Criminal defense lawyer and former South Carolina Attorney General Charlie Condon said the video, although hard to watch, shows little consideration for Sutherland’s serious mental state while officers tried to bring him to his bond hearing.
“To use this type of force to force somebody to simply go to another room to be on a video conference bond hearing, it’s not appropriate and I’ve got to think that has to change.

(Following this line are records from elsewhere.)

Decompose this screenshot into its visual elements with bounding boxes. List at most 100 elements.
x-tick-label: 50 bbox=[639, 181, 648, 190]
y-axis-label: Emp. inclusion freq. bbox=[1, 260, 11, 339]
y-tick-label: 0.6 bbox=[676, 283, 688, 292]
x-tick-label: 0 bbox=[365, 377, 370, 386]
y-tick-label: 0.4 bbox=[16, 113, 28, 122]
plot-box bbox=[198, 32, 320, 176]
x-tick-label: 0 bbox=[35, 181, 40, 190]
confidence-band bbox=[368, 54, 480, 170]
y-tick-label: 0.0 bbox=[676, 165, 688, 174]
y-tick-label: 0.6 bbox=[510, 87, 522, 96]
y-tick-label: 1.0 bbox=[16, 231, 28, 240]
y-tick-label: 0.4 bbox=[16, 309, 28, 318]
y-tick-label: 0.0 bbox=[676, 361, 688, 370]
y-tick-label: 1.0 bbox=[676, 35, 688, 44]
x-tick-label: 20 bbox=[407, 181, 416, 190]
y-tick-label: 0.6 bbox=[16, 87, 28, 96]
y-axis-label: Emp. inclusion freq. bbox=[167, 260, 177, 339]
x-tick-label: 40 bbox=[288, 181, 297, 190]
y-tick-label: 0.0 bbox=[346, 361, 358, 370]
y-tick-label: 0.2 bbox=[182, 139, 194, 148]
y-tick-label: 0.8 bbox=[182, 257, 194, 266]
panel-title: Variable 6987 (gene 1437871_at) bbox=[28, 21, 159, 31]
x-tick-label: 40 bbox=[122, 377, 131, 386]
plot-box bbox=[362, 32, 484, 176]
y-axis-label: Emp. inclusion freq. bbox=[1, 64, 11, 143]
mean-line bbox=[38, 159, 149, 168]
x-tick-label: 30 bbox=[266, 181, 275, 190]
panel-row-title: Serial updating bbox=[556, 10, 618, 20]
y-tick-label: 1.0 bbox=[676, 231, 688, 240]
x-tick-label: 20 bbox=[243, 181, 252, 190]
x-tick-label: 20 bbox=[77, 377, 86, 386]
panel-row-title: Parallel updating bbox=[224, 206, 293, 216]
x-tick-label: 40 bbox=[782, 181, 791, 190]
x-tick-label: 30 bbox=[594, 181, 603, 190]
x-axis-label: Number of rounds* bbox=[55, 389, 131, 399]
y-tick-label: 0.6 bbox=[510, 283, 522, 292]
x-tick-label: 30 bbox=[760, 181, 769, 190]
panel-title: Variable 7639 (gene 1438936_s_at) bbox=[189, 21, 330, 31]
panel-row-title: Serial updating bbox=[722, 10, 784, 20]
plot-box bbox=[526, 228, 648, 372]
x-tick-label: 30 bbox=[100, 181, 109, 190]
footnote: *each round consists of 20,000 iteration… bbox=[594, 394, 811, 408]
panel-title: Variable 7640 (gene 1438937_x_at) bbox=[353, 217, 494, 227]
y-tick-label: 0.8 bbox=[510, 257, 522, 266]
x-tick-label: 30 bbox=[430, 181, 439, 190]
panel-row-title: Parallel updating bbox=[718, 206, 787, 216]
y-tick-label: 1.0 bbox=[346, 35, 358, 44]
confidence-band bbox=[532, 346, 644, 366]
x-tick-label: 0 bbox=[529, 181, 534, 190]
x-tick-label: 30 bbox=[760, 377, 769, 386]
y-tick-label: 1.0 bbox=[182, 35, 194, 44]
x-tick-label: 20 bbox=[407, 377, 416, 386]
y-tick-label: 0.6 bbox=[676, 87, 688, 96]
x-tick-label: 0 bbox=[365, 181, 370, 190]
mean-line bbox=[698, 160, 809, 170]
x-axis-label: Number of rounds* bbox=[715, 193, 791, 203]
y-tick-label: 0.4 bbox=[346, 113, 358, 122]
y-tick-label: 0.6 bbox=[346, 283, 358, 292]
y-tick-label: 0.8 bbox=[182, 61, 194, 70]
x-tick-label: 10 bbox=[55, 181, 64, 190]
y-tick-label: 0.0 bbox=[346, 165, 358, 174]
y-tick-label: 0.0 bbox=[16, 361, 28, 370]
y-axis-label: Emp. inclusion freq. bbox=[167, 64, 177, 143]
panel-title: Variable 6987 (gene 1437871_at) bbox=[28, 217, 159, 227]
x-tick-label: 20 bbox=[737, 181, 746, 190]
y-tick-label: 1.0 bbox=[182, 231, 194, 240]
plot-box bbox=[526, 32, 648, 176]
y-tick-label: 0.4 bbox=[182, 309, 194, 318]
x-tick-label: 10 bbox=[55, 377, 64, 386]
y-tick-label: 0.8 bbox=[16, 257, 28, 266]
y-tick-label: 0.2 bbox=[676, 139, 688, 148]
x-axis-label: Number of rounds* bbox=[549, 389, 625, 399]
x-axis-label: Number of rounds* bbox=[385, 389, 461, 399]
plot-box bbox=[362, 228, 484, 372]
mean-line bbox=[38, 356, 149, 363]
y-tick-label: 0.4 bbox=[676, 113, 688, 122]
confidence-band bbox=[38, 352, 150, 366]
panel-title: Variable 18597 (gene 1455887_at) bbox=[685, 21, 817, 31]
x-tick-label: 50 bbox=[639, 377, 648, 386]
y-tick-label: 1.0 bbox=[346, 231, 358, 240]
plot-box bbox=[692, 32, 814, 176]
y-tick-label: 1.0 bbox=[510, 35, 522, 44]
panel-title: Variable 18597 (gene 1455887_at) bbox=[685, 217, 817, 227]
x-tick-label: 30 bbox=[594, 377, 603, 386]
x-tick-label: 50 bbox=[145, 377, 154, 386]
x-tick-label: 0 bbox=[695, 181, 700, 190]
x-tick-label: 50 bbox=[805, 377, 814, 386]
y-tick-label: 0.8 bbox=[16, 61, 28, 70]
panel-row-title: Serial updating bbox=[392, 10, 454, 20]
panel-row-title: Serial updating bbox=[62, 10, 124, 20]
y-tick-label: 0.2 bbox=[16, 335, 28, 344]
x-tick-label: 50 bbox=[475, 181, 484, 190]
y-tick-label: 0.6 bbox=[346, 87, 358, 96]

If it hasn’t been changed, it should be changed immediately,” Condon said.
The officers can be seen tasing Sutherland multiple times before getting on his back, removing him from the cell, realizing he was unresponsive and then calling a nurse over.
“The obvious question for me from a policy standpoint is that if that is in fact the policy, shouldn’t that be revised for is someone who is clearly mentally ill as he is?” Condon said.
Civil rights attorney and former federal prosecutor in the North Charleston Police killing of Walter Scott, Jared Fishman, said the video “shines a light on the challenges in dealing with mental health in our community.”
“If you think in most jails throughout America, a large percentage of the people in there have mental health issues,” Fishman said. “As mental health hospitals, as mental health resources become less and less available in our communities, it’s fallen to the police to deal with this problem.”
But as for possible charges against officers involved, that will be a hard task according to both Condon and Fishman.
“Prosecuting officers involved in this kind of misconduct or in this kind of incident are remarkably hard to do,” Fishman said.
Condon said because the manner of death remains “undetermined” during the investigation, it creates an uphill battle for anyone looking to press criminal charges.
“That automatically brings to a question of well it seems to be a reasonable doubt right there as to whether or not this could be an illegal homicide,” Condon said.